At that point in the conversation, I usually call myself crazy and switch the subject.

After dinner I watch movies or television. Sometimes I like to pretend I am one of the characters. Pretending like the friends in the shows or the boys in the movies are mine.

The moral of the story is that I am truly and completely alone, there is not one living soul on the surface of the earth besides me and me only and there hasn’t been for eight years. Instead I am forced to live, walking the cities they left behind, watching the videos they filmed and looking at the photos they took. The only people I have to talk to are the ones I think I’m hallucinating, because dead people can’t talk to you, right? Living without really living and also regretting. Not wishing, but absolutely and truly regretting that I was born with some sort of superhero immunity built into me. A one in a couple hundred billion chance, and it happened to me. Well, now so does this story. 

Parker showed up only 14 days ago.

I’m still not sure he’s real, like he claims to be. I found him at the grocery store, doing the same thing I was. Robbing shelves. I mean, it’s not thievery, not anymore. It’s not like there’s anyone to pay for it. 

I bumped into him while turning the corner to the cookie aisle (I rationalize that the massive amount of cookies I eat is to make up for the equally massive amount of calories I burn just to burn up time in the morning). Naturally I told the hallucination to shove off, reasonably annoyed that my mind was making things hard for me that day. The strange thing was that he didn’t. He just stood there for a few seconds, gaping at me until I moved on down the aisle and into the next one. That’s when he started talking. Shouting actually, shouting at me to wait and to come back. At that point I started running. I’m not sure exactly what it was I was running from, my own mind I guess. But I did. I made it about to my bike when the effort it took to swing my legs over the seat gave him the extra time he needed to catch up. At which point he tackled me to the ground, quite forcefully might I add, like this was just some game of tackle football, not a completely strange day in the middle of an empty parking lot in an empty world. 

He apologized for that two days ago. It didn’t suit me then to say I forgave him, so I didn’t. That didn’t stop him from apologizing another fifty million times though. I still haven’t told him I forgive him, though I’m seriously considering it just to get him to shut up. 

Now at this point, you-what am I saying, no one's ever going to read this ridiculous thing, duh-are probably confused. Me too. Nature says that I should like this guy, at least tolerate him. I’ve been alone for eight years, I imagine people in my head to force myself not to cry every five seconds. And sure, I noticed he’s different from my other hallucinations. Yea, I noticed that he looks like he’s an angel and he honestly can’t be more than two or three years older than me. I notice that if nothing else, he’s someone to talk to. Actually talk to. Ya, I noticed he’s practically perfect. And above all else, I notice he’s human. H.U.M.A.N. 

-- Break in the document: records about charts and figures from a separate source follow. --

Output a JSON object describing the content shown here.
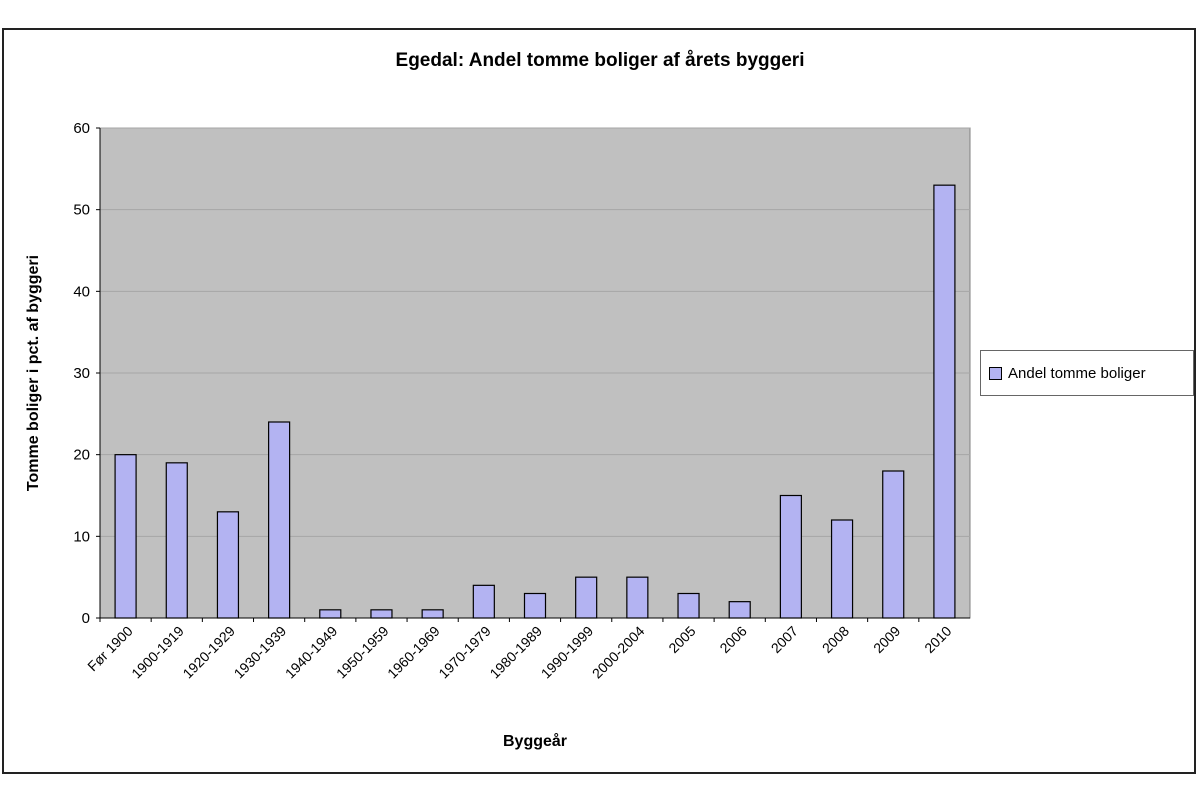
{
  "chart_data": {
    "type": "bar",
    "title": "Egedal: Andel tomme boliger af årets byggeri",
    "xlabel": "Byggeår",
    "ylabel": "Tomme boliger i pct. af byggeri",
    "ylim": [
      0,
      60
    ],
    "yticks": [
      0,
      10,
      20,
      30,
      40,
      50,
      60
    ],
    "grid": true,
    "legend_position": "right",
    "bar_color": "#b3b3f2",
    "plot_bg": "#c0c0c0",
    "categories": [
      "Før 1900",
      "1900-1919",
      "1920-1929",
      "1930-1939",
      "1940-1949",
      "1950-1959",
      "1960-1969",
      "1970-1979",
      "1980-1989",
      "1990-1999",
      "2000-2004",
      "2005",
      "2006",
      "2007",
      "2008",
      "2009",
      "2010"
    ],
    "series": [
      {
        "name": "Andel tomme boliger",
        "values": [
          20,
          19,
          13,
          24,
          1,
          1,
          1,
          4,
          3,
          5,
          5,
          3,
          2,
          15,
          12,
          18,
          53
        ]
      }
    ]
  }
}
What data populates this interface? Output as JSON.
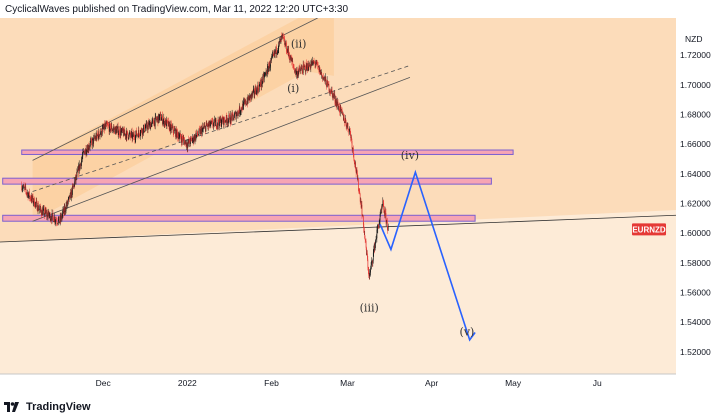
{
  "header": {
    "publish_line": "CyclicalWaves published on TradingView.com, Mar 11, 2022 12:20 UTC+3:30"
  },
  "footer": {
    "brand": "TradingView",
    "logo_icon": "tradingview-logo-icon"
  },
  "colors": {
    "bull_candle": "#1a1a1a",
    "bear_candle": "#e53935",
    "zone_fill": "#f6a5b4",
    "zone_border": "#7b5fd0",
    "projection": "#2962ff",
    "price_badge": "#e53935",
    "background_warm": "#fcdcba",
    "channel_fill": "#fbcf9f"
  },
  "chart_data": {
    "type": "candlestick",
    "symbol_label": "EURNZD",
    "currency_label": "NZD",
    "y_axis": {
      "min": 1.505,
      "max": 1.745,
      "ticks": [
        "1.72000",
        "1.70000",
        "1.68000",
        "1.66000",
        "1.64000",
        "1.62000",
        "1.60000",
        "1.58000",
        "1.56000",
        "1.54000",
        "1.52000"
      ]
    },
    "x_axis": {
      "ticks": [
        "Dec",
        "2022",
        "Feb",
        "Mar",
        "Apr",
        "May",
        "Ju"
      ]
    },
    "price_path": [
      [
        "2021-11-01",
        1.632
      ],
      [
        "2021-11-08",
        1.615
      ],
      [
        "2021-11-15",
        1.608
      ],
      [
        "2021-11-19",
        1.625
      ],
      [
        "2021-11-24",
        1.655
      ],
      [
        "2021-12-02",
        1.672
      ],
      [
        "2021-12-12",
        1.665
      ],
      [
        "2021-12-22",
        1.678
      ],
      [
        "2022-01-01",
        1.66
      ],
      [
        "2022-01-08",
        1.672
      ],
      [
        "2022-01-18",
        1.678
      ],
      [
        "2022-01-28",
        1.7
      ],
      [
        "2022-02-05",
        1.732
      ],
      [
        "2022-02-10",
        1.708
      ],
      [
        "2022-02-17",
        1.715
      ],
      [
        "2022-02-24",
        1.692
      ],
      [
        "2022-03-02",
        1.668
      ],
      [
        "2022-03-06",
        1.62
      ],
      [
        "2022-03-09",
        1.57
      ],
      [
        "2022-03-12",
        1.602
      ],
      [
        "2022-03-14",
        1.619
      ],
      [
        "2022-03-16",
        1.603
      ]
    ],
    "resistance_zones": [
      {
        "from": "2021-11-01",
        "to": "2022-05-01",
        "y0": 1.653,
        "y1": 1.656
      },
      {
        "from": "2021-10-25",
        "to": "2022-04-23",
        "y0": 1.633,
        "y1": 1.637
      },
      {
        "from": "2021-10-25",
        "to": "2022-04-17",
        "y0": 1.608,
        "y1": 1.612
      }
    ],
    "wave_labels": [
      {
        "text": "(ii)",
        "date": "2022-02-11",
        "price": 1.725
      },
      {
        "text": "(i)",
        "date": "2022-02-09",
        "price": 1.695
      },
      {
        "text": "(iii)",
        "date": "2022-03-09",
        "price": 1.547
      },
      {
        "text": "(iv)",
        "date": "2022-03-24",
        "price": 1.65
      },
      {
        "text": "(v)",
        "date": "2022-04-14",
        "price": 1.531
      }
    ],
    "projection": [
      [
        "2022-03-13",
        1.606
      ],
      [
        "2022-03-17",
        1.589
      ],
      [
        "2022-03-26",
        1.641
      ],
      [
        "2022-04-15",
        1.528
      ],
      [
        "2022-04-17",
        1.533
      ]
    ]
  }
}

Maybe that’s why I hate him so much. Every time I look at Parker Ross (he told me his last name, I didn’t ask), I am reminded of all of the people I don’t have. Every time I see him smile at me, purely glad to have someone who’s alive to look at, I loathe the fact that he’s alive, and I’m alive and they aren’t. 

I hate both of us. I hate that I don’t know, what’s real and what’s fake anymore. Before I woke up this morning there were two things I was absolutely sure about. Only two. One, I am the last person on Earth. And two, I am absolutely and completely alone. Now I know nothing. Nothing. Absolutely nothing.

-Sincerely, Rielle Hess. To a world that will never, ever read this. From a girl who is. Going. Crazy.